I don't think we really disagree all that much. It's good that ASDF should check that systems being used are indeed compatible. But it doesn't and shouldn't try to resolve compatibility constraints amongst a pool of available systems. It picks the one and only configured system with a given name and checks that it's indeed the expected version. If the constraint language is made richer, it will be nice if ASDF can keep doing checking. But I think it's a very bad design to ever try to add the constraint resolution in ASDF itself.
To be honest, I don't think it's particularly helpful to think of ASDF as a "build tool." I think that, given CL's nature as a dynamic language, it's more productive to think of ASDF as a tool for loading software *and maintaining consistency of the lisp image*. ASDF must react to changing states of systems within a long-term running lisp session, which is very different from the much simpler task that must be performed by make.

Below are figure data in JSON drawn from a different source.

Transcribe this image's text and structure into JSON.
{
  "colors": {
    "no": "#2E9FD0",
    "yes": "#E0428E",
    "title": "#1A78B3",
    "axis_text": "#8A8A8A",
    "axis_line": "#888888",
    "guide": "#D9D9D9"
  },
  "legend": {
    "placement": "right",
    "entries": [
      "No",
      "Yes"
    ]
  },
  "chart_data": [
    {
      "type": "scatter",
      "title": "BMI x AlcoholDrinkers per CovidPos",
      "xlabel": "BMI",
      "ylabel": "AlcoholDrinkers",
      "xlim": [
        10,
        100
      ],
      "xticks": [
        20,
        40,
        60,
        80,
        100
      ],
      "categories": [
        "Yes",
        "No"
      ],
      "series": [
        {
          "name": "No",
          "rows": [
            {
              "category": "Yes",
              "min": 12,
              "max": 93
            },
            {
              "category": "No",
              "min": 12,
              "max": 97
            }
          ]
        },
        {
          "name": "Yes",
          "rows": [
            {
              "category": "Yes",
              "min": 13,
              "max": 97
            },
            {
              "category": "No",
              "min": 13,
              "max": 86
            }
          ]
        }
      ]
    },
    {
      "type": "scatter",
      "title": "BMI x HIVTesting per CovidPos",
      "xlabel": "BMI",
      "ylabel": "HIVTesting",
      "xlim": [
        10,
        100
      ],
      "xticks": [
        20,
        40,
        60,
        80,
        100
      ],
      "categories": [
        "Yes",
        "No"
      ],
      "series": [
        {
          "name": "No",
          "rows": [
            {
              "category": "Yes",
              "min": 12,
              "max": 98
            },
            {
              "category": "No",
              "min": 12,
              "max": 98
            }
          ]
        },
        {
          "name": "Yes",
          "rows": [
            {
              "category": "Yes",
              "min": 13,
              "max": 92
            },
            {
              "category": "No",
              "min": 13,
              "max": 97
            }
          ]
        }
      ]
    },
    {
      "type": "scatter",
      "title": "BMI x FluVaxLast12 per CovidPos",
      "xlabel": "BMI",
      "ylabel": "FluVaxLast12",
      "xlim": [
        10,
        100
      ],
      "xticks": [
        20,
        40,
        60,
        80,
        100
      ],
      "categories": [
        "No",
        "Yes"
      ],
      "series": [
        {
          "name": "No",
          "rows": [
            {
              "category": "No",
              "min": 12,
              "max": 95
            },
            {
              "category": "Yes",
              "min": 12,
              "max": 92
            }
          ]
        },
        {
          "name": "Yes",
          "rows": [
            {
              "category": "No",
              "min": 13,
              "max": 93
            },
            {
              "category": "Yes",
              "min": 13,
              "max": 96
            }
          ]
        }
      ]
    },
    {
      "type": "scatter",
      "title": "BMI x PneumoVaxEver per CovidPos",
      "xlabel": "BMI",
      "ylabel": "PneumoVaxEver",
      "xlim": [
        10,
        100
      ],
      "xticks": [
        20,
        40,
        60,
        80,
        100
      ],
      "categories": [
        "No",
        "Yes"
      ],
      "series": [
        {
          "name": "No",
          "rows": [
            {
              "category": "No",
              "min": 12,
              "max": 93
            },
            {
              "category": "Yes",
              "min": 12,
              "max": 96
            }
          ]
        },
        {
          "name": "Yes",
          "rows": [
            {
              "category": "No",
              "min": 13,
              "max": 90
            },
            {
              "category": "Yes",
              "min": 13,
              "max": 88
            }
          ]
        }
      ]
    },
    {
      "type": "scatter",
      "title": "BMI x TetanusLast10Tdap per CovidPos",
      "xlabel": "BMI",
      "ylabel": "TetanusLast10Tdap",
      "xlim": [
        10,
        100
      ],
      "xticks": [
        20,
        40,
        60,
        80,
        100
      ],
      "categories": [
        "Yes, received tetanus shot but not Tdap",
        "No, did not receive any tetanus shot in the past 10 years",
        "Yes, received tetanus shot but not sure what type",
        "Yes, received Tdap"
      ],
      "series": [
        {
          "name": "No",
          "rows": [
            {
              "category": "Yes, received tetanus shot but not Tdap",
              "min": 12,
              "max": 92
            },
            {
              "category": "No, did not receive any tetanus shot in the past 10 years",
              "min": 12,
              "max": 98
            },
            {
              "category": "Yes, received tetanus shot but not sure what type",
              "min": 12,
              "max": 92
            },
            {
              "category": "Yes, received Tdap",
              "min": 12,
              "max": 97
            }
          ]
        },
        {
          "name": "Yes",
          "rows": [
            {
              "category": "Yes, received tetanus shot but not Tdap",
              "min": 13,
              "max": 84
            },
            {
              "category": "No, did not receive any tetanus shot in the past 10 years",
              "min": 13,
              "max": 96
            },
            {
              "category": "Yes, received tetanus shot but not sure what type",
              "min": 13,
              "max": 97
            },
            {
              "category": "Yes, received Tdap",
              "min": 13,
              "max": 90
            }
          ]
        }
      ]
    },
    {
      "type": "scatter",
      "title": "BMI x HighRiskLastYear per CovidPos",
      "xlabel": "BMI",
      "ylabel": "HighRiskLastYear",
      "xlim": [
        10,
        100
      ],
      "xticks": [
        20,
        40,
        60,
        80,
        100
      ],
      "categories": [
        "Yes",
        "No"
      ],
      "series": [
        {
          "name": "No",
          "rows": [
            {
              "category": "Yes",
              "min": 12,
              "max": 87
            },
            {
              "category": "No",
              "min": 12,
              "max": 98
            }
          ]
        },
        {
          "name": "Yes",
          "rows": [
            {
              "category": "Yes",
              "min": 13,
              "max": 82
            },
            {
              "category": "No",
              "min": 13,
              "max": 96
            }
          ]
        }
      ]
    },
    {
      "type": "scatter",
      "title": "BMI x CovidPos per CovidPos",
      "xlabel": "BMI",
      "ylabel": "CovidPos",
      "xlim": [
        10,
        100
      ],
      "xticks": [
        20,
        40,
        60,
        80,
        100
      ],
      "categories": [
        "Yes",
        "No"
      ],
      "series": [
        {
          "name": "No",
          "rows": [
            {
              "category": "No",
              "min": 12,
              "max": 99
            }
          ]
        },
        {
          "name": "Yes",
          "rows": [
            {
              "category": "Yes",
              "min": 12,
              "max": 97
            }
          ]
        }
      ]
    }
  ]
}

If only... Unhappily, my experience with making ASDF itself upgradable has taught me that CL is very ill-suited to code upgrade, and that there's no easy reliable modification you can make to the image besides adding new code. So no real "change of state", only "building".
Even taking that into account, I think that it's possible that having make be only a simple build tool may not be ideal. I'm sure we've all had one of those experiences where we thrashed about and lost a bunch of time because of version skew when building a system through make. For that matter, configure is essentially an expert system that tries to guess, based on various probes, whether version dependencies are satisfied...
dpkg can do much more than that. It can actually do the NP-complete constraint solving.